Canada at schrit_tmacher justDANCE! 2023
Stuttering bodies
I do not know what it is supposed to mean – In Kerkrade Naishi Wang is presenting together with Lukas Malkowski how complex and ambivalent communication is, where its edges lie and what actually happens when we don’t communicate. In the process, they demonstrate the familiar premise that the latter actually doesn’t work that way at all.
By Rico Stehfest
translated by Karoline Strys
Every humanities and communication scholar is familiar with the name Paul Watzlawik. His axioms of communication theory include the insight that it is impossible for us humans not to communicate. You may assume that the Canadian-based choreographer and performer Naishi Wang might also have had a brief glimpse on this, or even a long one. Yet what he presented together with Lukas Malkowski on the stage of the Kerkrader Theater as part of the schrit_tmacher festival with his work “Face to Face” is far from being a basic seminar.
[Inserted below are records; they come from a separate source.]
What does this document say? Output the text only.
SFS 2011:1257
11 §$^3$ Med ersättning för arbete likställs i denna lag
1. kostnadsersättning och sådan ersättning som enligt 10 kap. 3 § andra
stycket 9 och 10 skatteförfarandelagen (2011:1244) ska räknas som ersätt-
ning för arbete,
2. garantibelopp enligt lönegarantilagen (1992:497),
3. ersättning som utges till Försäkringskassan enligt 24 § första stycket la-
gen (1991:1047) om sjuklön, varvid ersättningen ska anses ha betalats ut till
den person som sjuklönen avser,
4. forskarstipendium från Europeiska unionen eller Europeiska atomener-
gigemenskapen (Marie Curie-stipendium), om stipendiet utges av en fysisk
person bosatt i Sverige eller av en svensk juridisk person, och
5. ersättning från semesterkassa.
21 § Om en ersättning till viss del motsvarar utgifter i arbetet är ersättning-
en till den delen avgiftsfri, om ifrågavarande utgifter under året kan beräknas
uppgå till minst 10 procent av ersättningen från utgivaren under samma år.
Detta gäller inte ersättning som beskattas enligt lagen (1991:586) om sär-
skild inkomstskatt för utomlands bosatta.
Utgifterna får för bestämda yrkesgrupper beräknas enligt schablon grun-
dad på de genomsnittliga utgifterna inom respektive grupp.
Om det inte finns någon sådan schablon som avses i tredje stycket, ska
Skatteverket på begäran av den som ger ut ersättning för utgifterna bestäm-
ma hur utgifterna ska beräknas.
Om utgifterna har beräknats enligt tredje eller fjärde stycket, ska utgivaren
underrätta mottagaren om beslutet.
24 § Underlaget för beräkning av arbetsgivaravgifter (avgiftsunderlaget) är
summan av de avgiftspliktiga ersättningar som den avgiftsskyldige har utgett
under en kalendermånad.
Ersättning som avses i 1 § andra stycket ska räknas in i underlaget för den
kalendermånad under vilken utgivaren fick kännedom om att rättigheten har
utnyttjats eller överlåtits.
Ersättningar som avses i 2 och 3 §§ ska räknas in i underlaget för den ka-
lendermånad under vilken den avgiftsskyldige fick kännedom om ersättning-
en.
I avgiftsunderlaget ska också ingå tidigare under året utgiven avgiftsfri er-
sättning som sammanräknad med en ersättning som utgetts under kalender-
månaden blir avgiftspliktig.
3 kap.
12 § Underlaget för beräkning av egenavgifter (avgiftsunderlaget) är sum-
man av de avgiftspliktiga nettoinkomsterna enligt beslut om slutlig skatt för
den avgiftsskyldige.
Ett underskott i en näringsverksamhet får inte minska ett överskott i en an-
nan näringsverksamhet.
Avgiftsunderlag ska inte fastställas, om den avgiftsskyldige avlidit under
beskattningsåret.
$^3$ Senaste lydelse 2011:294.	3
Rather, it begins right away with a mirror function and thus makes communication visible in principle. The back wall of the stage shows a video projection through which the audience may perceive itself, so to speak. The gaze falls back into the auditorium but the seats are empty – only two of them are occupied, by the two performers of course. They look into the audience, although they are not actually looking at us. Because the truth is: they are not there. For this piece this is not a triviality. “Face to Face” means specifically that gaze, representative of all the senses, meaning facing in the sense of presence, if we want to communicate.
Both demonstrate this presence immediately and begin with a simple, intimate embrace. You could almost say: as good as it gets. “Thanks” to Corona, we now more than appreciate this gesture and its effect. What follows is a separation of the two, which takes place very slowly. Millimeter by millimeter their bodies move away from each other. It takes time until it becomes visible that both keep their eyes closed. Isolated, disconcerting sounds lead the two into an exalted performance that seems to run backwards. Their bodies wind and writhe; the facial expression seems grotesquely exaggerated again and again. Emojis, among other things, have served as inspiration here. These little pictures, which massively simplify emotions, have become representative of a system of exchange that cannot really be reduced to such tiny icons on a screen. Then another embrace, this time quickly resolved. When both perform without visible reference to each other, do they (not) communicate with each other?
Naishi Wang develops isolated sounds with his mouth, as if for a test, and constructs them into rhythm. His counterpart picks up this rhythm and complements it with body percussion. And everything flows into dance, together. There it is, the connection with each other, a clearly perceptible unity of two individuals. And that without recognizable sensory units. This is what the successful implementation of the transmitter-receiver model looks like. Welcome to the center for communication!
Central, however, appears still and again and the title refers to it, our face. Not only that our facial expressions are highly complex and can be understood universally, i.e. across cultures. As is well known, we most sensory organs are situated on our heads. And without them, communication looks bleak. The term “accessibility” says it all.
If it is missing, the face, things become difficult. We know this from telephone calls. That’s why the two performers repeatedly hide their faces, dance facing away from the audience, turned away. An arm in front of the face virtually erases it. Our senses are vulnerable. We have to protect them. When we cry, we intuitively raise our hands in front of our faces. Nevertheless, the person on stage also communicates with it.
But when does this connection interrupt? Naishi Wang and Lukas Malkowski also show this. Another video projection, this time the empty stage is doubled with the white dance floor. After Wang left the stage, he appears in the projection. He starts a performance, which Malkowski is trying to pick up. As he does so, he intones Rick Astley: “Never gonna give you up / Never gonna let you down / Never gonna run around and desert you.” What is obviously missing at this point is the consensus, because Wang has long since disappeared from the stage, respectively from the video. No shouting helps either.
In the course of the evening, both also repeatedly freeze in the middle of their movements and remain motionless for a long time. This raises the question to what extent they stop communicating. Is it possible to stop contents that are supposed to be transported? This playful reflection is fundamental to dance as a means of communication. And here, too, it is true that, if at all, communication can succeed at best for a moment. And one can only wish for that. But it cannot be forced. The attempt makes wise. It is well known that it is worth it. And afterwards, you can go separate ways again. Just like Wang and Malkowski did in the end.